3市議が反対討論 浜松市行政区再編、条例案可決 市民の不安訴え

 浜松市が進める行政区再編は22日の市議会2月定例会本会議で関連条例案が賛成多数で可決され、2024年1月1日から現行7区が3区に再編されることが正式に決まった。出席議員の8割以上が賛成した一方で、3会派の3人が反対討論を行って市民の間に残る根強い不安を訴えた。

行政区再編の区割と区役所などの位置
行政区再編の区割と区役所などの位置

 起立採決の結果、賛成37、反対6(2人欠席)だった。反対は共産党市議団4人と1人会派の鈴木恵氏、自民党浜松の波多野亘氏。
 反対討論で鈴木氏は「4年前の住民投票では賛否が拮抗(きっこう)したが、その後に市民の意思を聞く機会がなく、納得を得られたのか疑問だ」と主張した。波多野氏は「区長の機能や住民自治の議論が不十分」と述べ、共産党の酒井豊実氏は「12市町村合併時の協定に反していて住民サービス低下の懸念もある」と指摘した。賛成討論はなかった。
 再編により、同市は中央区(現在の中、東、西、南区と北区三方原地区)、浜名区(浜北区と北区の大部分)、天竜区(現行のまま)の3区になる。
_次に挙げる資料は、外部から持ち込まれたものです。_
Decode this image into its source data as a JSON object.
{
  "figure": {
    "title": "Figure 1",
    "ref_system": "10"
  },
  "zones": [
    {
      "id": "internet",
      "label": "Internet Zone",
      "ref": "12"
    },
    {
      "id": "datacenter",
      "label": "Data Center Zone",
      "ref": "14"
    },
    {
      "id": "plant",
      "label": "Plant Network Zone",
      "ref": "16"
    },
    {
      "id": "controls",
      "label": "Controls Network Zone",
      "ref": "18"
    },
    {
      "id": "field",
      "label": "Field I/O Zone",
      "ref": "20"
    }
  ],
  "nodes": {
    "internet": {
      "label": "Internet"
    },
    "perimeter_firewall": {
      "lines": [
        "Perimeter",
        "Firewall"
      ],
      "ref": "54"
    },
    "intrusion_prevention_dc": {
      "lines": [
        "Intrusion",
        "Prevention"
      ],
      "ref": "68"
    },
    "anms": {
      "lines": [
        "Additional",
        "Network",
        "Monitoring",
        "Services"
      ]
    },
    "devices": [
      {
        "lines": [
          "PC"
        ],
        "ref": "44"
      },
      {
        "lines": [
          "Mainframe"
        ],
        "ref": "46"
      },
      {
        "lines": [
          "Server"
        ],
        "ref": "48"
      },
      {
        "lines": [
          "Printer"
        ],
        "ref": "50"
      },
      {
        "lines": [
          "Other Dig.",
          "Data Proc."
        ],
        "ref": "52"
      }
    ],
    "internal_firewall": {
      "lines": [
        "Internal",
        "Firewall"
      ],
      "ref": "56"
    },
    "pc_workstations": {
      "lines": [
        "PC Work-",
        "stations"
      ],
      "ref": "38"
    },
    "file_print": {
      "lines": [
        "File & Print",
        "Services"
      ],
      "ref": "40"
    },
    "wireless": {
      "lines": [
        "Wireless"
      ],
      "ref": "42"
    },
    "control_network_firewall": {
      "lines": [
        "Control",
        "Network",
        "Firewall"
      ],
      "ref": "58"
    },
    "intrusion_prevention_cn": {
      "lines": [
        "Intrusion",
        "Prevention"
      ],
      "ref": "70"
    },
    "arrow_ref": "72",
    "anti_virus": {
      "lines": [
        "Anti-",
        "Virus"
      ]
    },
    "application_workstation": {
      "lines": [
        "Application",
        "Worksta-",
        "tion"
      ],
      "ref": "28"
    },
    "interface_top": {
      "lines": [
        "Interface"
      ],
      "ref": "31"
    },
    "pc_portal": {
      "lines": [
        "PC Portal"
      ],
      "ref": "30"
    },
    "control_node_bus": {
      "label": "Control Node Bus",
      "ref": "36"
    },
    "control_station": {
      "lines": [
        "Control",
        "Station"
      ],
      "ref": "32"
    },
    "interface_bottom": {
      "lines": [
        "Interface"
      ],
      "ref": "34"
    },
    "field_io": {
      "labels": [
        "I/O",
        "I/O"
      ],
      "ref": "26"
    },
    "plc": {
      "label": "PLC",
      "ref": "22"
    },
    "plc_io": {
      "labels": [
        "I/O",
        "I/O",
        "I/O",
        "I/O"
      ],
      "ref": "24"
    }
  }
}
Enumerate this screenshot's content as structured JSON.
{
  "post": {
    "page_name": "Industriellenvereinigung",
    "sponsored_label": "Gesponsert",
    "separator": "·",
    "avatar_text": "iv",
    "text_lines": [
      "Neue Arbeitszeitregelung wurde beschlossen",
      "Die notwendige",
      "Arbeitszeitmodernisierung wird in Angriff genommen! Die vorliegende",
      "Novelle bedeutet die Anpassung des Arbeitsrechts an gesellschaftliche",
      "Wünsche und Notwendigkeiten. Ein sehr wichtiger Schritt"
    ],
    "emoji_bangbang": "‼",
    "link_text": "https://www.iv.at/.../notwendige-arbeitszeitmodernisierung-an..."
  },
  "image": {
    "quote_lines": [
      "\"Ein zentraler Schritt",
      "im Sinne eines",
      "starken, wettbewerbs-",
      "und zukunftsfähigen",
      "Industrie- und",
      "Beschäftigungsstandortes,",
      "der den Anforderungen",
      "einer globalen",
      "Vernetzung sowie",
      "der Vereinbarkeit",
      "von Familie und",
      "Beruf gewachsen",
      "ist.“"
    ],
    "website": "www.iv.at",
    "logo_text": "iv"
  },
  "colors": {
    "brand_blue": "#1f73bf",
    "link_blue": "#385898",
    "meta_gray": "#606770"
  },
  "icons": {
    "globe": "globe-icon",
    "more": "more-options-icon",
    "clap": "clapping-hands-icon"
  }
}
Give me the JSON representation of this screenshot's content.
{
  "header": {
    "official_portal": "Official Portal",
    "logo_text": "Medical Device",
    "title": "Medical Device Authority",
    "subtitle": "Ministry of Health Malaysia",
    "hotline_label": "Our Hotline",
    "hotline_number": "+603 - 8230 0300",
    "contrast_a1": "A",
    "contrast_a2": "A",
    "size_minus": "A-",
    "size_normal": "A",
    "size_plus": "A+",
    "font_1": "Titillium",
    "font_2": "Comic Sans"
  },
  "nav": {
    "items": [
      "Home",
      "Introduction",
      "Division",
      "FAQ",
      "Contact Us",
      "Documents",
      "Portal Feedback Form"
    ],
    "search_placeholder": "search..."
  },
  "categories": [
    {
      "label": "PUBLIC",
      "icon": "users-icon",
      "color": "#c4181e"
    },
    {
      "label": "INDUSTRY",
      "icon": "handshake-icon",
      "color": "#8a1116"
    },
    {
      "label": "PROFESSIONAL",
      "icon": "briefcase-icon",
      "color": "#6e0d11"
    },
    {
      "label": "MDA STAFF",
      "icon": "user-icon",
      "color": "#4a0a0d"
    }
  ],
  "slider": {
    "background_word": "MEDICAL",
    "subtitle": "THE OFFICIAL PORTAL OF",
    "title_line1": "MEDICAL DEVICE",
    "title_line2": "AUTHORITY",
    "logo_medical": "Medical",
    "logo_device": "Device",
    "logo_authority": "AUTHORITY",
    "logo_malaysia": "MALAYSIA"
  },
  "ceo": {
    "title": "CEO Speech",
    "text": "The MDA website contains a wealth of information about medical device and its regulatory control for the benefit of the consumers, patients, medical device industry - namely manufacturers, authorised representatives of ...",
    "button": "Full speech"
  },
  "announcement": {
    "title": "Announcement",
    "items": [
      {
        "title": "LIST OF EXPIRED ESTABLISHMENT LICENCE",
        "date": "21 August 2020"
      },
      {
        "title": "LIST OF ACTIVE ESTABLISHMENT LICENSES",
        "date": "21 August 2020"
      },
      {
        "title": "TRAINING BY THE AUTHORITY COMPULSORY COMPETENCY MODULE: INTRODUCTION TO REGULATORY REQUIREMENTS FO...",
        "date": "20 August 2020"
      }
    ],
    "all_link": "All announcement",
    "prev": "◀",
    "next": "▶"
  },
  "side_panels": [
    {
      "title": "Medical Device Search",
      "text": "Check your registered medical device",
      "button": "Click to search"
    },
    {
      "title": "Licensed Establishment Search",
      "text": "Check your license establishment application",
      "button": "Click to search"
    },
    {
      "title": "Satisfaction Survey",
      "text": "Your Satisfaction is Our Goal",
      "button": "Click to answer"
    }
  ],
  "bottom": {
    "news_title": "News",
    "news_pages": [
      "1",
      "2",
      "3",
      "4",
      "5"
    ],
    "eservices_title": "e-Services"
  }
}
市は事務作業の集約、区長や選挙管理委員の削減などで年間約6億5千万円の経費節減効果を見込む。その一部を使って地域課題に取り組むコミュニティ担当職員を拡充し、住民自治の機能を高めると説明している。
 同市の行政区再編は市長の諮問機関「行財政改革推進審議会」から「区が多すぎる」との指摘を受けた鈴木康友市長が、11年の市長選で公約に掲げた。19年の住民投票では区再編に「賛成」50・8%、「反対」49・2%と、意見が二分された。市議会でも賛否が割れていたが、特別委員会で60回以上の議論を重ね、最終的には大多数が再編推進に回る結果となった。

市民への説明 今後も
 鈴木康友市長の話 2期目のマニフェストで掲げてから10年を超える歳月をかけて条例案が可決され、感無量。二人三脚で進めてきた市議、そして市民に感謝申し上げたい。区が再編されても、問題なく住民サービスが提供されると市民に実感してもらえることが大事。説明を繰り返し、(条例施行日の)来年1月1日に備えていくことが肝心だ。